The can’t put a horse in there, it’s too small – how can they do that? It’s not a horse, it’s a unicorn. See, it has a certain shimmer, and even with downcast, hurt eyes it is unique. They took his horn, sold it years ago to make into exotic recipes. It’ll heal anything, a unicorns horn will. It hurts though, it screams as you tear it, like flesh. It doesn’t bleed, it is ivory, but the unicorn feels every single fragment of his magical nature being ripped from him. So rare because we killed them, all of them. He is named Dionysus, conscious and feeling as a human, but they took his tongue as well. Can’t frighten the punters. Wood-god caged, revelry of a bloody sort. Cruel men with cruel hands forgot him, left him. We should rescue him? We can’t, what would we do? They’d know. We are complicit, as collaborators in this atrocity.

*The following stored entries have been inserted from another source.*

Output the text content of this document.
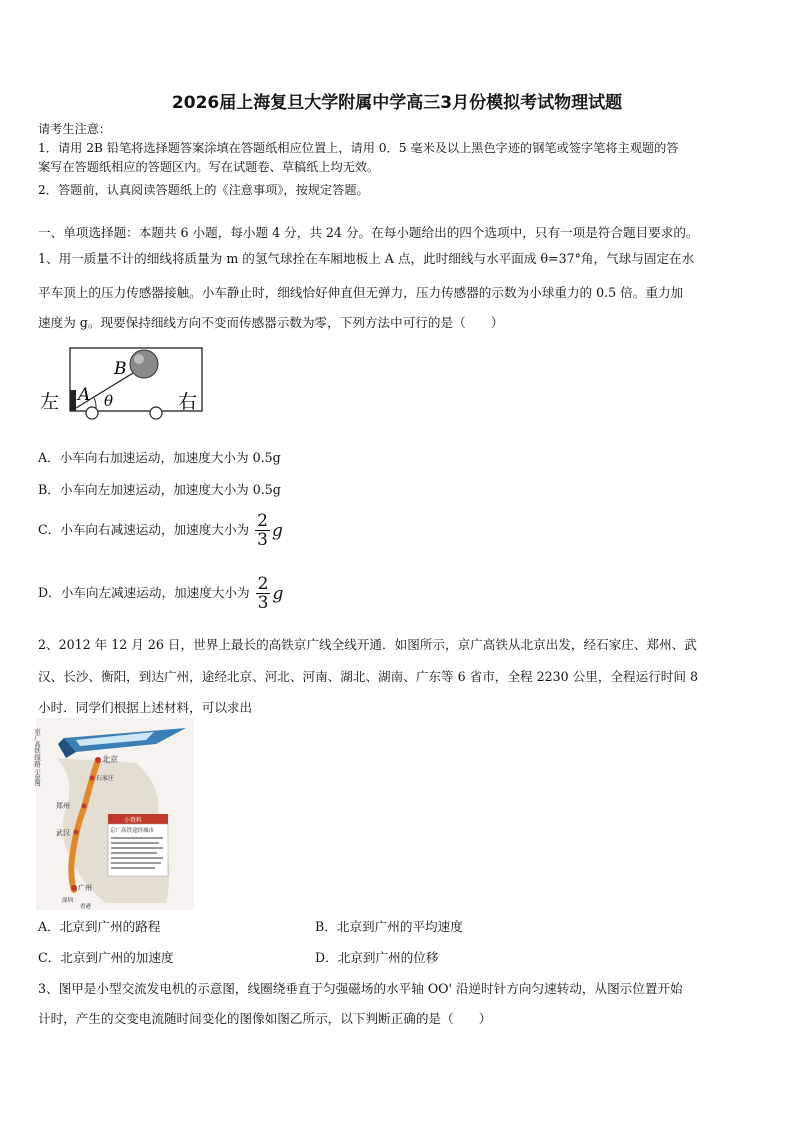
2026届上海复旦大学附属中学高三3月份模拟考试物理试题
请考生注意：
1．请用 2B 铅笔将选择题答案涂填在答题纸相应位置上，请用 0．5 毫米及以上黑色字迹的钢笔或签字笔将主观题的答
案写在答题纸相应的答题区内。写在试题卷、草稿纸上均无效。
2．答题前，认真阅读答题纸上的《注意事项》，按规定答题。
一、单项选择题：本题共 6 小题，每小题 4 分，共 24 分。在每小题给出的四个选项中，只有一项是符合题目要求的。
1、用一质量不计的细线将质量为 m 的氢气球拴在车厢地板上 A 点，此时细线与水平面成 θ=37°角，气球与固定在水
平车顶上的压力传感器接触。小车静止时，细线恰好伸直但无弹力，压力传感器的示数为小球重力的 0.5 倍。重力加
速度为 g。现要保持细线方向不变而传感器示数为零，下列方法中可行的是（　　）
左	右
A
B
θ
A．小车向右加速运动，加速度大小为 0.5g
B．小车向左加速运动，加速度大小为 0.5g
C．小车向右减速运动，加速度大小为 $\frac{2}{3}$ g
D．小车向左减速运动，加速度大小为 $\frac{2}{3}$ g
2、2012 年 12 月 26 日，世界上最长的高铁京广线全线开通．如图所示，京广高铁从北京出发，经石家庄、郑州、武
汉、长沙、衡阳，到达广州，途经北京、河北、河南、湖北、湖南、广东等 6 省市，全程 2230 公里，全程运行时间 8
小时．同学们根据上述材料，可以求出
京广高铁线路示意图	北京
石家庄
郑州
武汉
广州
深圳
香港
小资料
京广高铁途经城市
A．北京到广州的路程	B．北京到广州的平均速度
C．北京到广州的加速度	D．北京到广州的位移
3、图甲是小型交流发电机的示意图，线圈绕垂直于匀强磁场的水平轴 OO' 沿逆时针方向匀速转动，从图示位置开始
计时，产生的交变电流随时间变化的图像如图乙所示，以下判断正确的是（　　）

He’s old now, Dionysus, and he misses his family. Unicorns are solitary, not by choice but by necessity. They are hunted, always hunted, and the forests of their youth are dying. It’s been many years since they took him, scarred him and left him to die. He thinks of his mother, Ariadne, he never knew his sister, she was taken as a foal, possibly tamed and given to some rich businessman as a muted slave. Possibly. His mother didn’t talk of her much, except on long cold nights, when sadness permeated the chill air. His mother was a proud creature, haughty yet so sad. It added to her majesty though, her sadness was that of Helen, ethereal. She’s dead, though they never took her – cornered and whimpering as they had taken him. When the open forest took her in, he cried for weeks. The heart of the forest took her, gracefully. Her heart had been broken long before and she faded to some strange illness, leaving him alone.

We can’t help, he’s faded, he could just be a broken grey, his head hangs but somewhere he rushes across grassland, faster and more graceful than anything. They cut his horn, they broke him, but inside there is still some power. One day he will fight them, or maybe he will fade, but either way he’ll stride into the heart of the forest, and she’ll be there waiting.